Chronic hypertrophic sinusitis describes a condition where the mucosal surface reacts abnormally. This results in thick inspissated secretions, nasal edema (swelling), mucosal hypertrophy (excessive mucosal tissue thickening), and nasal polyps. What would cause the tissue to react this way? Several theories exist. One is that certain fungi (mold) that land on the mucosal surface cause a “reaction”. This reaction is unnecessary and self-destructive. It may be a typical allergy reaction. This can be measured with allergy testing and often improved with immunotherapy (injections or sublingual (SLIT). It may also be an atypical “allergy” reaction. This cannot be measured with available testing. Other theories include Staph superantigens which may disrupt the body’s immune system causing dysfunction leading to hypertrophic disease.
ABNORMAL SINUS CT SCAN
NASAL POLYP DISEASE
Patients who have chronic hypertrophic sinusitis (the nasal polyp group) historically have endured multiple sinus surgeries. This may be every 6 months to every 10 years. Fortunately, medical treatment now exists to make this much less necessary. Patients may present with completely occluded sinuses and nasal passageways. Initial medical therapy to prepare the individual for surgery may include a course of steroids, antibiotics, and nasal steroid sprays. After surgery, where all disease and diseased tissue has been removed and access to involved sinuses achieved; topical medical therapy in the form of topical rinses, nebulizer treatments, and/or nasal steroid spray is necessary to maintain a disease-free state. For patients who have positive allergy testing to fungi, immunotherapy (injections or SLIT) can also be very helpful. Post surgery endoscopic debridement procedures are absolutely necessary to maintain an environment where sinuses can heal properly. Medicated solution can be instilled into sinuses if necessary during these procedures. After the sinuses have fully healed and the disease state reduced to a minimum, long-term medical maintenance therapy in some form (medicated topical rinse and/or nasal nebulizer, nasal steroid spray) is necessary to maintain healthy mucosal tissue. Ongoing followup visits where nasal endoscopy can be performed to thoroughly examine the state of health of the mucosal surface is absolutely necessary to maintain a disease-free state. These may be performed at 6 month to 1 year intervals after a healthy-state is reached 3 to 6 months after surgery. Often patients do not become symptomatic for months to years after changes can be seen to the mucosal surface endoscopically. Endoscopic surveillance greatly reduces the chance of needing further surgery.

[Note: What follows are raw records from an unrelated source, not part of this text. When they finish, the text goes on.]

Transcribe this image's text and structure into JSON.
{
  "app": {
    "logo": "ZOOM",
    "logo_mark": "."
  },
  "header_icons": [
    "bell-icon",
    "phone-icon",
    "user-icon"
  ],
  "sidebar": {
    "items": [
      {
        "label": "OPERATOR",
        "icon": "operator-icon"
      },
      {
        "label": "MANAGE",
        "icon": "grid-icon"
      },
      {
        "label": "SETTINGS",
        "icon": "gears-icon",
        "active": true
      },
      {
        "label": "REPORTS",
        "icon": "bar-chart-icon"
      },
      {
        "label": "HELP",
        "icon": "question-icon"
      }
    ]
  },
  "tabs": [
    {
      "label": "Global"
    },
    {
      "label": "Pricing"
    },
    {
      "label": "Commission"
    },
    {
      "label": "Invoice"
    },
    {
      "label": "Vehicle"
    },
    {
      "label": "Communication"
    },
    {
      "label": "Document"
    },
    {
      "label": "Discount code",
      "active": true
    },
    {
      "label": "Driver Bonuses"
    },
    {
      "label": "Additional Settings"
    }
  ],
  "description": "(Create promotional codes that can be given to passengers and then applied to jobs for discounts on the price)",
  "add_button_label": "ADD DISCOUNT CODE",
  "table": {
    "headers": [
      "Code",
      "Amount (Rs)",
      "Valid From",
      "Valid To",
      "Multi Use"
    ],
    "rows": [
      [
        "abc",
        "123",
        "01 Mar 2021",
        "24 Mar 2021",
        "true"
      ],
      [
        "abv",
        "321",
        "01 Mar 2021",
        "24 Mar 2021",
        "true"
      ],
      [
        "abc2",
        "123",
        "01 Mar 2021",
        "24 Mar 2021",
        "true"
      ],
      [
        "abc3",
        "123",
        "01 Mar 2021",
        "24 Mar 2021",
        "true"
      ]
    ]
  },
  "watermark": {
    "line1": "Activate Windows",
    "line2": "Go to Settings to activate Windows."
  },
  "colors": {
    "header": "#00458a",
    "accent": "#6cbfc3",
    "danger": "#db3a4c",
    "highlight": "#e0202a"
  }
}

Chronic hypertrophic sinusitis can be a very frustrating disease for some patients. Treatment often seems inadequate and multiple surgeries have historically been the norm. But it doesn’t have to be that way. I have treated many patients with this disease successfully. Success is not always easy to achieve, but it can be achieved. Good surgical technique, proper after surgical care, and ongoing medical management with endoscopic surveillance is a must. All of this is provided by my practice.